Discovery Moves Scientists a Significant Step Closer to Preventing Blindness

A team of scientists at the University of Oklahoma Health Sciences Center has created the first genetic research model for a microscopic part of the eye that when missing causes blindness. The research appears in a recent issue of the Journal of Biological Chemistry.

The team led by OU scientists at Dean McGee Eye Institute also includes researchers from Harvard Medical School. The group is studying how diabetes and insulin receptors affect the eye, and in many cases cause blindness. In diabetes, the insulin receptors malfunction and scientists have yet to figure out why.

"Our hope is to test drug compounds and therapeutic agents to see if they can prolong the life of the receptor cells and either delay or prevent blindness. Therapies could include a pill or gene therapy to activate the malfunctioning receptor," said Raju Rajala, Ph.D., principal investigator on the project.
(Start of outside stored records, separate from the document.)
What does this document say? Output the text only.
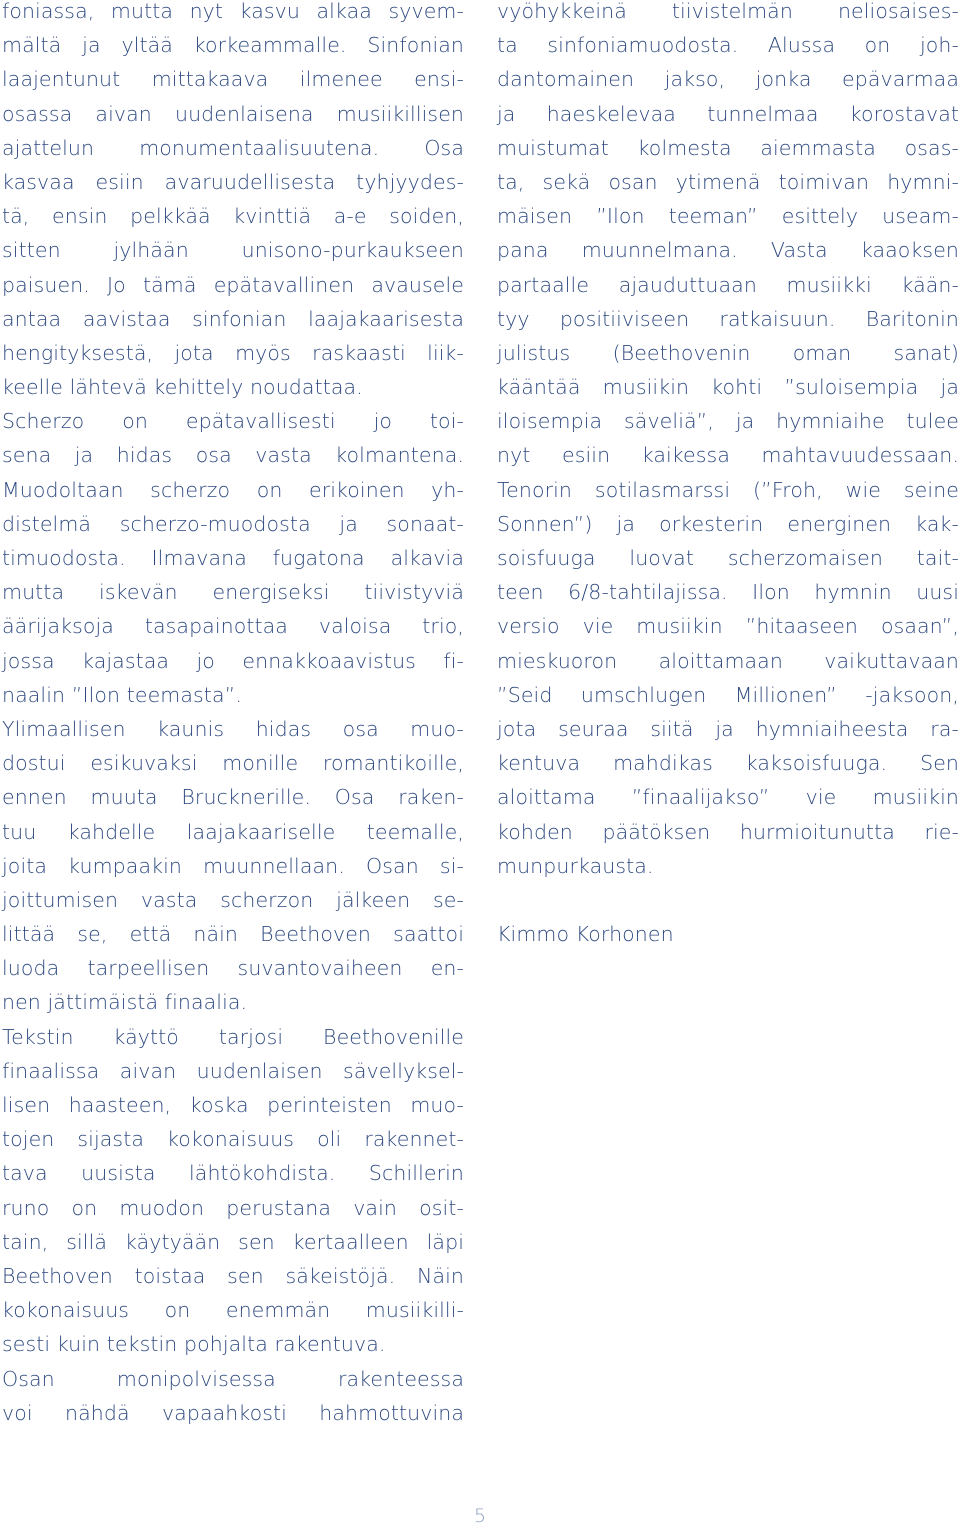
foniassa, mutta nyt kasvu alkaa syvem-
mältä ja yltää korkeammalle. Sinfonian
laajentunut mittakaava ilmenee ensi-
osassa aivan uudenlaisena musiikillisen
ajattelun monumentaalisuutena. Osa
kasvaa esiin avaruudellisesta tyhjyydes-
tä, ensin pelkkää kvinttiä a-e soiden,
sitten jylhään unisono-purkaukseen
paisuen. Jo tämä epätavallinen avausele
antaa aavistaa sinfonian laajakaarisesta
hengityksestä, jota myös raskaasti liik-
keelle lähtevä kehittely noudattaa.
Scherzo on epätavallisesti jo toi-
sena ja hidas osa vasta kolmantena.
Muodoltaan scherzo on erikoinen yh-
distelmä scherzo-muodosta ja sonaat-
timuodosta. Ilmavana fugatona alkavia
mutta iskevän energiseksi tiivistyviä
äärijaksoja tasapainottaa valoisa trio,
jossa kajastaa jo ennakkoaavistus fi-
naalin ”Ilon teemasta”.
Ylimaallisen kaunis hidas osa muo-
dostui esikuvaksi monille romantikoille,
ennen muuta Brucknerille. Osa raken-
tuu kahdelle laajakaariselle teemalle,
joita kumpaakin muunnellaan. Osan si-
joittumisen vasta scherzon jälkeen se-
littää se, että näin Beethoven saattoi
luoda tarpeellisen suvantovaiheen en-
nen jättimäistä finaalia.
Tekstin käyttö tarjosi Beethovenille
finaalissa aivan uudenlaisen sävellyksel-
lisen haasteen, koska perinteisten muo-
tojen sijasta kokonaisuus oli rakennet-
tava uusista lähtökohdista. Schillerin
runo on muodon perustana vain osit-
tain, sillä käytyään sen kertaalleen läpi
Beethoven toistaa sen säkeistöjä. Näin
kokonaisuus on enemmän musiikilli-
sesti kuin tekstin pohjalta rakentuva.
Osan monipolvisessa rakenteessa
voi nähdä vapaahkosti hahmottuvina
vyöhykkeinä tiivistelmän neliosaises-
ta sinfoniamuodosta. Alussa on joh-
dantomainen jakso, jonka epävarmaa
ja haeskelevaa tunnelmaa korostavat
muistumat kolmesta aiemmasta osas-
ta, sekä osan ytimenä toimivan hymni-
mäisen ”Ilon teeman” esittely useam-
pana muunnelmana. Vasta kaaoksen
partaalle ajauduttuaan musiikki kään-
tyy positiiviseen ratkaisuun. Baritonin
julistus (Beethovenin oman sanat)
kääntää musiikin kohti ”suloisempia ja
iloisempia säveliä”, ja hymniaihe tulee
nyt esiin kaikessa mahtavuudessaan.
Tenorin sotilasmarssi (”Froh, wie seine
Sonnen”) ja orkesterin energinen kak-
soisfuuga luovat scherzomaisen tait-
teen 6/8-tahtilajissa. Ilon hymnin uusi
versio vie musiikin ”hitaaseen osaan”,
mieskuoron aloittamaan vaikuttavaan
”Seid umschlugen Millionen” -jaksoon,
jota seuraa siitä ja hymniaiheesta ra-
kentuva mahdikas kaksoisfuuga. Sen
aloittama ”finaalijakso” vie musiikin
kohden päätöksen hurmioitunutta rie-
munpurkausta.
Kimmo Korhonen
5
Rajala said researchers expect to have some form of therapy available within 15 years.

They are focusing on an insulin receptor in the eye's rods, which are part of the retina. The rods translate what we see into electric signals to the brain. When the receptors aren't working, blindness occurs.

To learn more about how the receptors work and how proteins and insulin play a role in their function, scientists needed a research model to test their ideas. With the new model at OU, scientists hope to find ways to significantly delay blindness or prevent it, especially in patients with diabetic retinopathy.

Diabetic retinopathy is the most common diabetic eye disease and a leading cause of blindness in American adults. It is caused by changes in the blood vessels of the retina. In some people with diabetic retinopathy, blood vessels may swell and leak fluid. In other people, abnormal new blood vessels grow on the surface of the retina. A healthy retina is necessary for good vision.

"We are looking for clues to understand the progression of diabetic retinopathy so we can eventually stop it," Rajala said. "We still don't understand why the receptors malfunction or what their defense mechanism is. We needed a model to understand this process and now we have one."